A good representation of the results can be seen in the following graph:

.. image:: b3lyp_performance_per_core.png
   :alt: Description of the image
   :width: 95%
   :align: center

As one can see the overall calculation time decreases with the number of cores used, however the decrease is not linear.
This means that the more cores per job are used the less efficient the calculation becomes.
This is due to the fact that the calculation is not perfectly parallelizable and the overhead of managing many cores becomes more expensive than the benefit of running the calculation in parallel.

To find the optimal number of cores for a given calculation the program will estimate the time it takes to run the calculation with different number of cores and then choose the number of cores that will finish whole  set of calculation the fastest.
This is based on the selected number of nodes these calculations can request from the server and the number of calculations that are currently running on the server.

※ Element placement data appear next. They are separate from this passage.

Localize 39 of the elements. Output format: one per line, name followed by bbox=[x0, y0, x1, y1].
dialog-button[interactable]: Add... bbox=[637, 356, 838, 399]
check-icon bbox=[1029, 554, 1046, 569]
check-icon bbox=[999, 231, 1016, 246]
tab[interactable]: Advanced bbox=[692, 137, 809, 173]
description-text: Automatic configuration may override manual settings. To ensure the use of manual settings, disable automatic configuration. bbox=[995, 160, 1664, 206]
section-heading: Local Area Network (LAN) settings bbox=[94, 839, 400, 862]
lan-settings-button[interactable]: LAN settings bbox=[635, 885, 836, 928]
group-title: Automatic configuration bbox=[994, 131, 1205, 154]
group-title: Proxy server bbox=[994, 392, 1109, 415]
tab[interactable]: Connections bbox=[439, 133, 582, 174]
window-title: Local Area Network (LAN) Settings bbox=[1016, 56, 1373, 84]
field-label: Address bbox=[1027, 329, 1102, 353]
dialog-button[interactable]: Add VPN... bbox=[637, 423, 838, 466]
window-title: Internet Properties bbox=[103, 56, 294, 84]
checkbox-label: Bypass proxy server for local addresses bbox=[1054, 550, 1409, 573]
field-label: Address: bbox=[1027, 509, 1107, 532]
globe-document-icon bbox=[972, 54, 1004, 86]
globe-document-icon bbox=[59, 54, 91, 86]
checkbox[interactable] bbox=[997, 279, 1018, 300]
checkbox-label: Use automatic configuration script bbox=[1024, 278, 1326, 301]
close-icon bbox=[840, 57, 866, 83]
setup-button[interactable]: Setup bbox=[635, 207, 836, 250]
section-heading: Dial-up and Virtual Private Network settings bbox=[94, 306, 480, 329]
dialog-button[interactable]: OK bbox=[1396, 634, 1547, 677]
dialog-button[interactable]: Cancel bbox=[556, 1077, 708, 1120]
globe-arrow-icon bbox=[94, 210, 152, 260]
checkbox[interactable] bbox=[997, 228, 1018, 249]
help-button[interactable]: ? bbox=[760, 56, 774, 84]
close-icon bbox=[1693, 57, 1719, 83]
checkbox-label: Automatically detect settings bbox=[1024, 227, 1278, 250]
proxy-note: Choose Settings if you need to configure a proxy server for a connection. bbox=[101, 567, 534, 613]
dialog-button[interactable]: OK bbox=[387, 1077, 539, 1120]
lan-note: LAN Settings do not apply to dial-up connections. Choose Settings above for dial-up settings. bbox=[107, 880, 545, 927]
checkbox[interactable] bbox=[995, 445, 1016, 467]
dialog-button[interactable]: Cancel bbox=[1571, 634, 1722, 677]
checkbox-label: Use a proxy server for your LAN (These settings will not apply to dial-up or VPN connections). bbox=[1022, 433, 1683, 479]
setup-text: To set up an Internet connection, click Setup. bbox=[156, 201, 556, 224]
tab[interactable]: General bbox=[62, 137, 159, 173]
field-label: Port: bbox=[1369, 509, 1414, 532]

This way the program will always try to run the calculations as fast as possible without overloading the server with unnecessary calculations.

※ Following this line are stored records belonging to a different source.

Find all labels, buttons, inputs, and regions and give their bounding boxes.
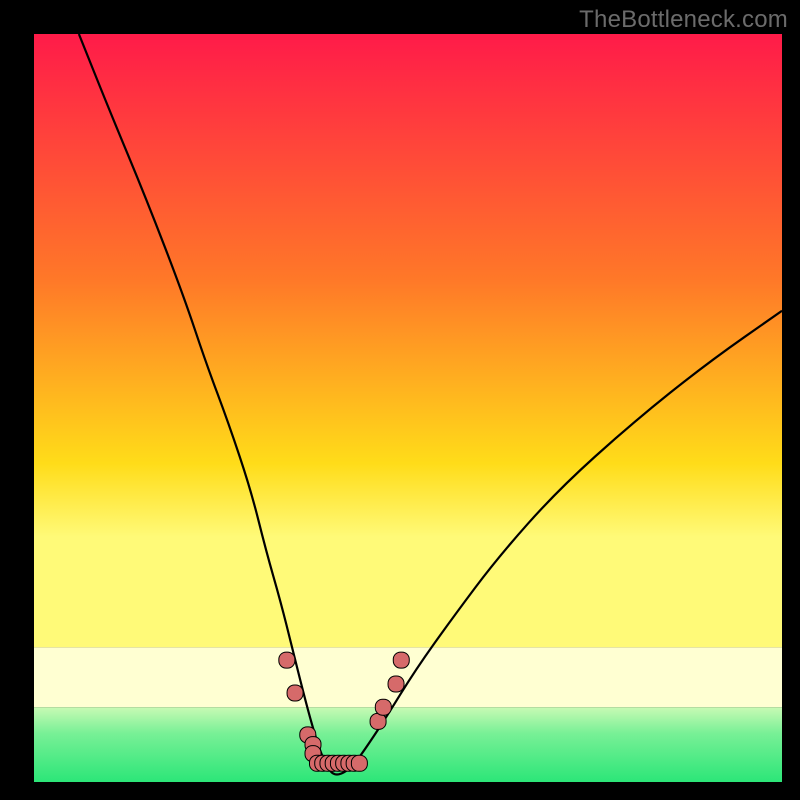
marker (388, 676, 404, 692)
marker (393, 652, 409, 668)
chart-svg (34, 34, 782, 782)
marker (287, 685, 303, 701)
marker (351, 755, 367, 771)
marker (370, 713, 386, 729)
chart-frame: TheBottleneck.com (0, 0, 800, 800)
marker (375, 699, 391, 715)
marker (279, 652, 295, 668)
color-bands (34, 647, 782, 782)
background-gradient (34, 34, 782, 647)
attribution-watermark: TheBottleneck.com (579, 6, 788, 34)
plot-area (34, 34, 782, 782)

.. list-table:: Relative performance comparison of different number of cores used for a batch of calculations (lower is better)
  :widths: 50 50
  :header-rows: 0

  * - .. figure:: runtime_2_jobs.png
        :alt: Image 1
        :width: 100%
        :align: center

        2 Jobs
    - .. figure:: runtime_4_jobs.png
        :alt: Image 2
        :width: 100%
        :align: center

        4 Jobs
  * - .. figure:: runtime_10_jobs.png
        :alt: Image 3
        :width: 100%
        :align: center

        10 Jobs
    - .. figure:: runtime_24_jobs.png
        :alt: Image 4
        :width: 100%
        :align: center

        24 Jobs
  * - .. figure:: runtime_48_jobs.png
        :alt: Image 5
        :width: 100%
        :align: center

        48 Jobs
    - .. figure:: runtime_96_jobs.png
        :alt: Image 6
        :width: 100%
        :align: center

        96 Jobs

These graphs were created with a set limit of 48 cores.
While the absolute time is of course different for each calculation method their relative tendencies are identical.
For this benchmark the optimal number of cores was the number of cores divided by the number of calculation rounded up if necessary.

.. math::

   n_{best cores} = \lceil \frac{N_{cores}}{N_{calc}} \rceil


Local vs Remote operations
--------------------------

This program provides a local interface for configuring settings, collecting necessary files, 
and transferring them to a remote server. 
Once the files are transferred, the program initiates and monitors calculations on the remote server.
After the calculations are completed, the results are extracted and sent back to the local machine. 
The program then presents the results in an organized table for easy analysis and review.